Artist

Kaniaris Vlassis (1928 – 2011)

Biography

The painter Vlassis Caniaris was born in Athens in 1928 and passed away in the same city in 2011.
He abandoned Medical School after five years of study to continue at the Athens School of Fine Arts (1950–1955) under O. Argyros, Y. Pappas, and Y. Moralis.
His stay in Rome (1956–1960) brought him into contact with the international avant-garde and Art Informel. He lived for periods of time in Paris (1960–1966, 1969 onward) and Berlin (1973–1975). He soon became fascinated by abstraction and the exploration of the painting-as-object, from which he eventually broke free, shifting his aesthetic and sociological inquiries into three-dimensional space. In his Walls series, created after 1959, visual arts, architecture, and sculpture converse in a synthesis of Pop Art and Realism. Following his 1964 collaboration with Kessanlis and Daniil to present Three Propositions for a New Greek Sculpture at the La Fenice theater in Venice, the mannequin became the protagonist of his environments and his primary visual tool-symbol for expressing social critique. Concurrently, he introduced the concept of the ephemeral into his visual expression.
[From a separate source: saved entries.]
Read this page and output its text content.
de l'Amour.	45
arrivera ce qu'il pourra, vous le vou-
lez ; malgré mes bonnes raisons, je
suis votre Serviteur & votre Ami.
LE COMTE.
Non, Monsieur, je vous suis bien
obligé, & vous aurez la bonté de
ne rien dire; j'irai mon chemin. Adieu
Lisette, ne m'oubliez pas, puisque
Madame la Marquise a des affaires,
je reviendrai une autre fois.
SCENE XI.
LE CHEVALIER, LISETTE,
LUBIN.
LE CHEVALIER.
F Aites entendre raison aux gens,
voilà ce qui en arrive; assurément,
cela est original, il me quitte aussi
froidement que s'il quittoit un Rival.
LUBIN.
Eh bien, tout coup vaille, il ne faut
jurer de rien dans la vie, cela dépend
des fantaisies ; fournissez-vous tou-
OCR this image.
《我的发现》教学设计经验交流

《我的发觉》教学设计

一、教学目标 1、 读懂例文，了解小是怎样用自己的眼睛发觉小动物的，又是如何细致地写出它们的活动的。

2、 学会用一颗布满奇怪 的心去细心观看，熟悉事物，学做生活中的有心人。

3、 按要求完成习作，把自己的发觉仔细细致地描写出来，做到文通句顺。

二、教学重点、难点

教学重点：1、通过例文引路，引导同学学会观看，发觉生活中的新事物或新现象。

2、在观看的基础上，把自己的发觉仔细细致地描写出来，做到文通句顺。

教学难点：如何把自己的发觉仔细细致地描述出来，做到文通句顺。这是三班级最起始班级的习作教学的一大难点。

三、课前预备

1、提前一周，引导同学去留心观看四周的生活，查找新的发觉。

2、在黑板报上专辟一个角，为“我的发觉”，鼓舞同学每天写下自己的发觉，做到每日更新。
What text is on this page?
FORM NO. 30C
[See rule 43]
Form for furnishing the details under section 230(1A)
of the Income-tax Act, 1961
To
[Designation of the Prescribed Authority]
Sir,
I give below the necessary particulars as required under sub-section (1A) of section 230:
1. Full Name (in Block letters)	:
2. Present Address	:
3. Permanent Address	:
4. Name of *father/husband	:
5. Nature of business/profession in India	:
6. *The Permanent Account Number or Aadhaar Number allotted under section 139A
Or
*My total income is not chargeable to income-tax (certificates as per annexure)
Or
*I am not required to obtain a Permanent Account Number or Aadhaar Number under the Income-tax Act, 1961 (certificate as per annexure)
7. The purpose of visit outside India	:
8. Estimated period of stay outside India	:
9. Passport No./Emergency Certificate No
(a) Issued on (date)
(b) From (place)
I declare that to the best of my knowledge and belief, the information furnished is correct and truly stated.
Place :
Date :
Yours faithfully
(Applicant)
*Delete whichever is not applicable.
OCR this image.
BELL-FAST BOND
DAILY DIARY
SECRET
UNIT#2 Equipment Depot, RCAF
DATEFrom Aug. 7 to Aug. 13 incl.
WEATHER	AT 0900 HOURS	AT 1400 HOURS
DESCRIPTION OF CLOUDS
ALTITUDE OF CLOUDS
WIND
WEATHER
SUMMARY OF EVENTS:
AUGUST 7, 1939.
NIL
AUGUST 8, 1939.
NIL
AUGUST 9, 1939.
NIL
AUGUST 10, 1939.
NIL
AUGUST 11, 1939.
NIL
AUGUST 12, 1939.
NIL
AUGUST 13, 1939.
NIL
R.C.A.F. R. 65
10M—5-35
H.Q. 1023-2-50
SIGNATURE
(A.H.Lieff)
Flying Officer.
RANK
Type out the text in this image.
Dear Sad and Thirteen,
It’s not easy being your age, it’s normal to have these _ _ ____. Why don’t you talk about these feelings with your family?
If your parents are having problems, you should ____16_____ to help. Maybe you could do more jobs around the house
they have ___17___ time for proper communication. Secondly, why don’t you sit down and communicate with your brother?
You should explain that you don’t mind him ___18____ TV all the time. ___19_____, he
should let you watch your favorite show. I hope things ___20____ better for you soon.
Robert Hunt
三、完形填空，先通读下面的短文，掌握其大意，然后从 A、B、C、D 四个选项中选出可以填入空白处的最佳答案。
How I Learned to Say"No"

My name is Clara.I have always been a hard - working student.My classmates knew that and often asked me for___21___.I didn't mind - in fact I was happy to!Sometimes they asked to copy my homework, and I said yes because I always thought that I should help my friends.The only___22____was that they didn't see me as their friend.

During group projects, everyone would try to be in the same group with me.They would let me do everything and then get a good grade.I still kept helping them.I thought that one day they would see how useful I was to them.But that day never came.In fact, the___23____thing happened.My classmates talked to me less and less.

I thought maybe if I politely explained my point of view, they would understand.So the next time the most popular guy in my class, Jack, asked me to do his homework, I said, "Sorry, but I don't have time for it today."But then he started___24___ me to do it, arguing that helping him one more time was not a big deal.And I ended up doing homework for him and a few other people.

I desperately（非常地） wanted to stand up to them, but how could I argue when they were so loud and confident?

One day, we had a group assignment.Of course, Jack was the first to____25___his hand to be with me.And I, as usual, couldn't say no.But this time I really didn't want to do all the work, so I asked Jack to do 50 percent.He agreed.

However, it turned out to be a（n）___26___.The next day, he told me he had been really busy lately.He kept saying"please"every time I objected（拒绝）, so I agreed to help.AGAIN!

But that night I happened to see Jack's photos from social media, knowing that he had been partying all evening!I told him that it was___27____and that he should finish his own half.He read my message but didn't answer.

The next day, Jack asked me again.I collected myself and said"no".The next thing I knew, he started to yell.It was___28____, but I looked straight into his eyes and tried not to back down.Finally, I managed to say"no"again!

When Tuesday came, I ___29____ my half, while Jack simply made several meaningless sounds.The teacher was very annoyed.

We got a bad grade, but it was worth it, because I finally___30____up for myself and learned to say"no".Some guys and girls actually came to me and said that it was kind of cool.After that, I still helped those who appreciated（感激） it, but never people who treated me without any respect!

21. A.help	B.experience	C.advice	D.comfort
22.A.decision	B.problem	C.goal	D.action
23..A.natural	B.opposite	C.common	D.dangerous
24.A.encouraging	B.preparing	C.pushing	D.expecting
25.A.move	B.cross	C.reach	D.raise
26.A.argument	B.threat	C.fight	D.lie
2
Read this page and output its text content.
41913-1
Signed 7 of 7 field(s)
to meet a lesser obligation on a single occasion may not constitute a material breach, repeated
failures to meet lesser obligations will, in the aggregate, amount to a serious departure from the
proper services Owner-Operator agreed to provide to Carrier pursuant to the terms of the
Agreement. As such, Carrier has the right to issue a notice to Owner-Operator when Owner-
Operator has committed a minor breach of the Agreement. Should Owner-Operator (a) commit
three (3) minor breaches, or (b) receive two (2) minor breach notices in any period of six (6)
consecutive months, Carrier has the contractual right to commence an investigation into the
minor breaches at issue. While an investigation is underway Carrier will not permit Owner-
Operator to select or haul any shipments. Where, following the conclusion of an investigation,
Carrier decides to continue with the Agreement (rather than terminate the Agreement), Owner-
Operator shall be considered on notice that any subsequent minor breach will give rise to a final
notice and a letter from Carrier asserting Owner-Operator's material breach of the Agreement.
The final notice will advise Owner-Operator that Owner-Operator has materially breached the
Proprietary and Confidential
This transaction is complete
From 1969 onward, his works took on a distinct character through the use of specific elements with symbolic meaning that targeted the global socio-political sphere, while later (1980) he intervened in vast spaces as part of his interest in Environmental Art. He championed these same principles of a subjective, socially oriented approach to art during his years teaching at the National Technical University of Athens (1975–1996) and at the Salzburg Sommerakademie (1981 and 1989).
He participated in numerous solo exhibitions in Greece and abroad, including retrospectives at the Moderna Museet in Stockholm (1972), the Karl Ernst Osthaus Museum in Hagen (1991), the Staatliche Kunsthalle in Berlin (1992), and the National Gallery in Athens (1999). At the same time, he presented his work in Panhellenic, group, and international exhibitions, such as Documenta in Kassel (1977), Europalia (1982), and the Venice Biennale (1988), among others.